Law and Politics: Obama’s new Gitmo problem


While the Guantánamo Bay prison camp has faded as a political issue, the conditions there have been dramatically deteriorating. For several months, prisoners have been mounting intense protests, in response to grievances with guards and frustration with their legal status. They have conducted hunger strikes, battled with guards, and thwarted the camp’s surveillance system.

On Saturday, U.S. officials decided the prisoners had gone too far. Officials raided the camp, emptying prison cells, and forcing some detainees into isolation.

The Miami Herald’s Carol Rosenberg, who has covered Guantánamo for over a decade, reports that while the U.S. has sought to provide more humanitarian conditions for detainees, the recent tensions reflect frustration with the endless legal limbo in the camp:

By the time President Barack Obama took office, the prison camps had established communal confinement in a prison called Camp 6 that was more in the spirit of the Geneva Conventions, with … TV, books and, for well-behaved captives, wristwatches…But [there have been] mounting tensions at the camp… following a particularly aggressive cell search held Feb. 6.

…Lawyers for the captives said a wide-ranging hunger strike was underway, and some described seeing long-held, once plump prisoners wasting away before their eyes. The strike, they said, was sparked by what the captives considered abusive searches of their Qurans … fueled by years of frustration at their status of legal limbo.

Rosenberg reports that there are 43 prisoners on hunger strike. The U.S. is now force-feeding 13 of them, in order to keep them alive. The guards have also lost a measure of “control over life” in the prison, Rosenberg reports: ”The captives could be seen systematically disobeying communal camp rules. They covered surveillance cameras in individual cells with cereal boxes. They refused to admit food carts to the cellblocks.”

Obama officials emphasize that they had advance notice about recent changes at the prison, such as moving detainees into individual cells, and they are monitoring developments closely. That may be fine for crisis management, but there is very little talk about actually addressing the core problems at Guantánamo Bay.
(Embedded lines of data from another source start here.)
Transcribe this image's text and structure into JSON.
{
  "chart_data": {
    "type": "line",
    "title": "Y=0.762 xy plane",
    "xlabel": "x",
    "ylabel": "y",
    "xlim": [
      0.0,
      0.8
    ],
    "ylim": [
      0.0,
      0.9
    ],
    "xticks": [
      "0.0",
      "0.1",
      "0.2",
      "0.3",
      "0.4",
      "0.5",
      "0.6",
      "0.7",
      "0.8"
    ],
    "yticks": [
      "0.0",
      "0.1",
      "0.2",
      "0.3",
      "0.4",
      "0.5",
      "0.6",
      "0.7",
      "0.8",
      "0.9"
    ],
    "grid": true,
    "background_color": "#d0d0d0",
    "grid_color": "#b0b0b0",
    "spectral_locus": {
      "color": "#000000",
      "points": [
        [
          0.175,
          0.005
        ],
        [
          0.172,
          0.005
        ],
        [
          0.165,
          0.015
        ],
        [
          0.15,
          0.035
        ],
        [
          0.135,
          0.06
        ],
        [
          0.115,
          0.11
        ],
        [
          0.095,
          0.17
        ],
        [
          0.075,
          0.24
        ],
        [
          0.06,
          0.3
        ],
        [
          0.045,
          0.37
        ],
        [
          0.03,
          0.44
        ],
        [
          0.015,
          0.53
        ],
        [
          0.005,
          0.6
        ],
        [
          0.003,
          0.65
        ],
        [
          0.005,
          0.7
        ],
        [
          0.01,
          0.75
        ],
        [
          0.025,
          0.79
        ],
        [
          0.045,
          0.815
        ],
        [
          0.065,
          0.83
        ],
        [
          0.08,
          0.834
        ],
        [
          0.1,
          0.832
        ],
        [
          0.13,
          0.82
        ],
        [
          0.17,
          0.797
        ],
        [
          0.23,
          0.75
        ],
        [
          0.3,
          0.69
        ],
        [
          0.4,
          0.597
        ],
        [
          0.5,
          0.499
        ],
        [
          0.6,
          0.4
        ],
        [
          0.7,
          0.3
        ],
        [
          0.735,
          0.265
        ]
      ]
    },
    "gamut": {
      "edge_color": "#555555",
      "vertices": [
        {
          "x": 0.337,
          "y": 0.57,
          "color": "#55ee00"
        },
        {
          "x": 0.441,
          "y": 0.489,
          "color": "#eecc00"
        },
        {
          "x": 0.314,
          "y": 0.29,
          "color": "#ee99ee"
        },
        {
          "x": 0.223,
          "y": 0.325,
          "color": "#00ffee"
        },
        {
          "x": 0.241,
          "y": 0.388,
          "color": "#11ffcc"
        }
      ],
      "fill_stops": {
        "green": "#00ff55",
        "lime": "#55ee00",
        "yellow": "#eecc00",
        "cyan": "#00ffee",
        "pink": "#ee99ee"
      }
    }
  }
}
About 166 prisoners remain in the camp today. That reflects progress–over 700 men have been imprisoned there–but also stalemate. Twelve years after the Afghanistan war began, these remaining prisoners are people who have been cut off from their entire world, mostly without any trial to address the charges against them, let alone their guilt or innocence. And that’s not all.

It is well known that many detainees are not high-ranking terrorists. As early as 2003, Donald Rumsfeld privately objected to how many “low-level enemy combatants” wound up in the prison. According to a comprehensive 2006 analysis of Defense Department data, most detainees were not affiliated with terrorist groups. (The report was from Seton Hall University, applying a terrorist definition was based on the U.S. government’s terrorist list.)
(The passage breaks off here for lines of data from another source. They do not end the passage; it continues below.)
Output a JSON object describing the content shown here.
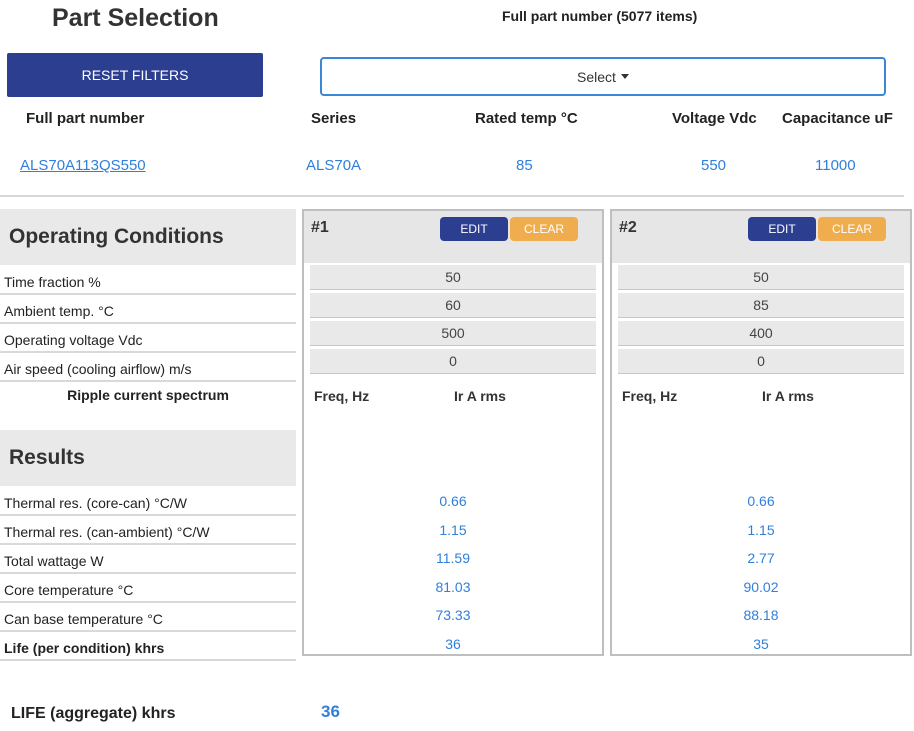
{
  "header": {
    "title": "Part Selection",
    "count_title": "Full part number (5077 items)",
    "reset_label": "RESET FILTERS",
    "select_label": "Select"
  },
  "table": {
    "columns": [
      "Full part number",
      "Series",
      "Rated temp °C",
      "Voltage Vdc",
      "Capacitance uF"
    ],
    "row": [
      "ALS70A113QS550",
      "ALS70A",
      "85",
      "550",
      "11000"
    ]
  },
  "operating": {
    "title": "Operating Conditions",
    "labels": [
      "Time fraction %",
      "Ambient temp. °C",
      "Operating voltage Vdc",
      "Air speed (cooling airflow) m/s"
    ],
    "ripple_label": "Ripple current spectrum"
  },
  "results": {
    "title": "Results",
    "labels": [
      "Thermal res. (core-can) °C/W",
      "Thermal res. (can-ambient) °C/W",
      "Total wattage W",
      "Core temperature °C",
      "Can base temperature °C",
      "Life (per condition) khrs"
    ]
  },
  "conditions": [
    {
      "id": "#1",
      "edit_label": "EDIT",
      "clear_label": "CLEAR",
      "inputs": [
        "50",
        "60",
        "500",
        "0"
      ],
      "freq_label": "Freq, Hz",
      "ir_label": "Ir A rms",
      "results": [
        "0.66",
        "1.15",
        "11.59",
        "81.03",
        "73.33",
        "36"
      ]
    },
    {
      "id": "#2",
      "edit_label": "EDIT",
      "clear_label": "CLEAR",
      "inputs": [
        "50",
        "85",
        "400",
        "0"
      ],
      "freq_label": "Freq, Hz",
      "ir_label": "Ir A rms",
      "results": [
        "0.66",
        "1.15",
        "2.77",
        "90.02",
        "88.18",
        "35"
      ]
    }
  ],
  "aggregate": {
    "label": "LIFE (aggregate) khrs",
    "value": "36"
  },
  "colors": {
    "primary": "#2c3e8f",
    "warning": "#f0ad4e",
    "link": "#2f7fdb",
    "panel": "#e9e9e9"
  }
}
A high error rate, of course, does not mean the prison should just be emptied.

Nor could it, since Congress severely restricted the Obama administration’s options for transferring detainees. As one former National Security Council official told me last year, “Congress has put up as many roadblocks as possible to keep the Guantanamo Bay prison open.”

So the prison stays open, while the door to fair trials is pretty much closed.  A reassessment of Guantánamo justice is long overdue.